Some Narrators may do something like this on accident. They'll tell you to make a roll but assume that you'll succeed. And the situation is set up in such a way that the only way to advance is with a successful skill roll. I've seen this called the "Mandatory Skill Roll Bug" though some of you might have your own name for it.
Video games also claim to support critical thinking. This is true, as player must figure out the solution to a problem in order to advance the plot of the game. Find the right weapon or find the right pattern to use in the boss battle. Find the key to access the new area. Which is good if there's only one solution to a given situation.
In an RPG, multiple solutions are possible, because your choices aren't limited by what a computer can anticipate, but by what a player and Narrator are willing to imagine. Instead of hunting all over the game world to find the one item that will accomplish a certain task, a player may decide to attempt the task with a similar item or look for a way to accomplish it without the item at all.

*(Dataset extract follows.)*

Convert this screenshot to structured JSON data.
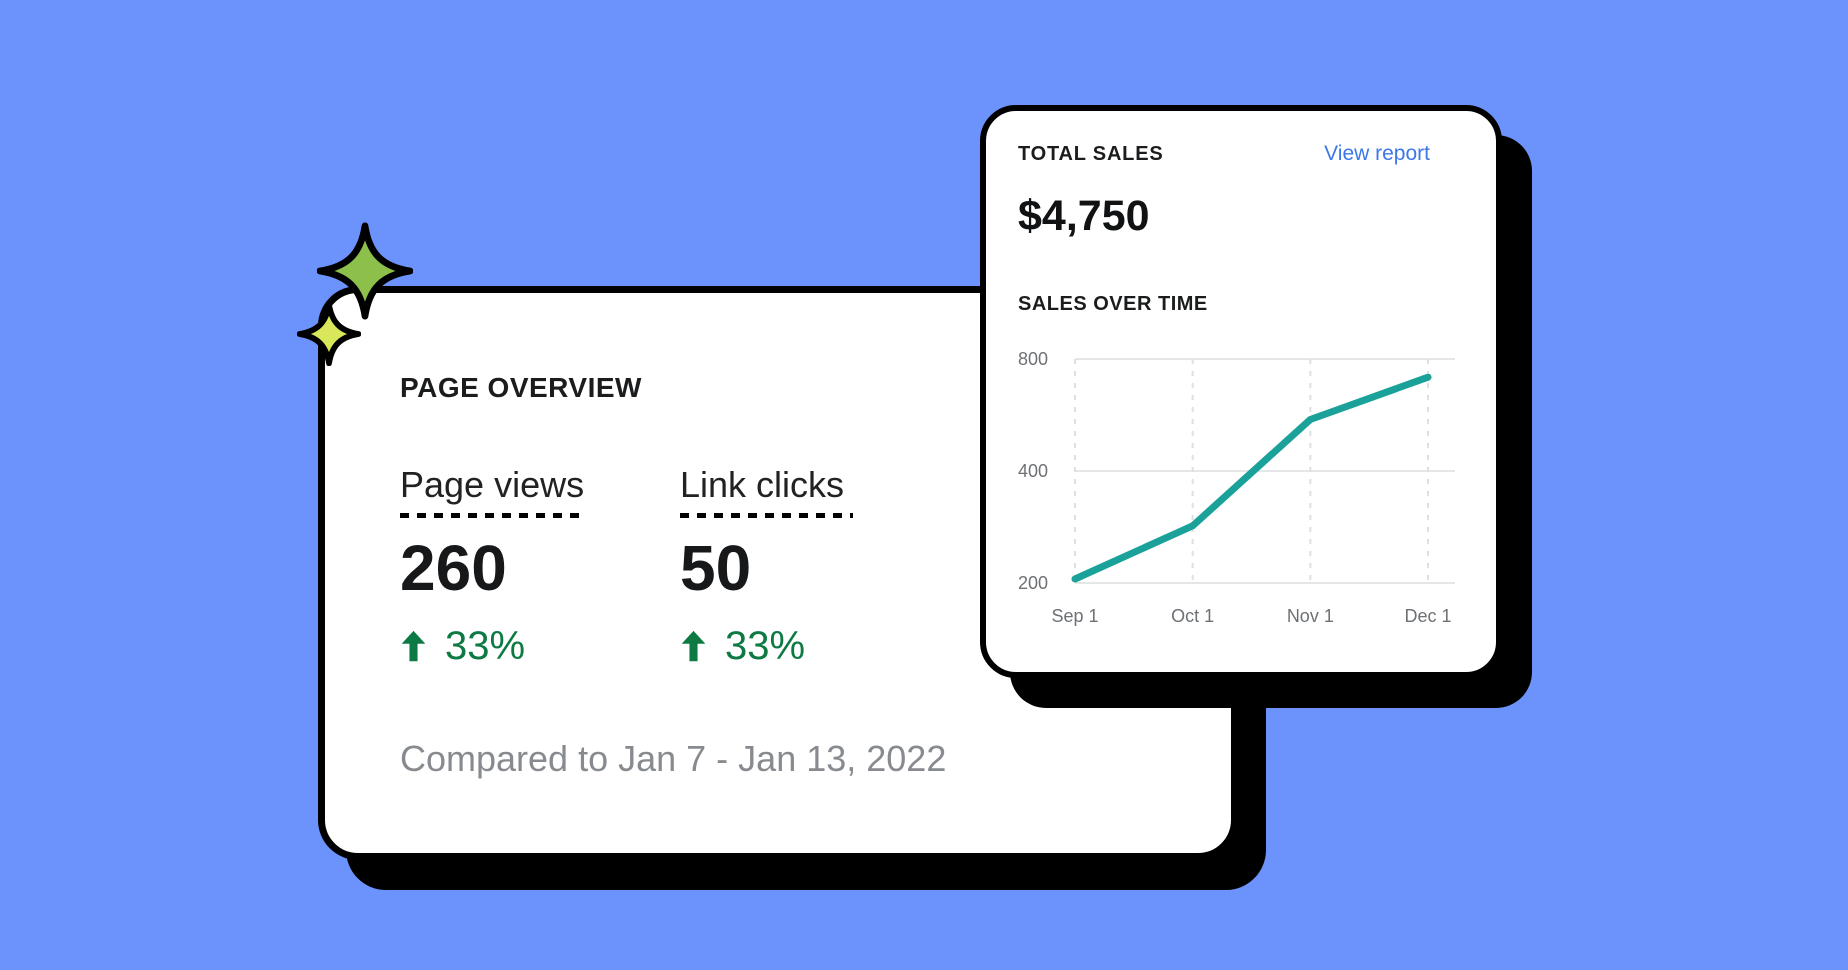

"The Jaded City of Oz", the sample adventure in the back of the Adventures in Oz: Fantasy Roleplaying Beyond the Yellow Brick Road, does this sort of thing very well. Each scene along the parade route does not have a preset solution that the players must stumble upon in order to advance the story. And since the parade goes on whether or not any of the scenes are fully resolved, players can even choose to avoid or ignore the encounters without "failing the mission" or cause the story to come to a crashing halt.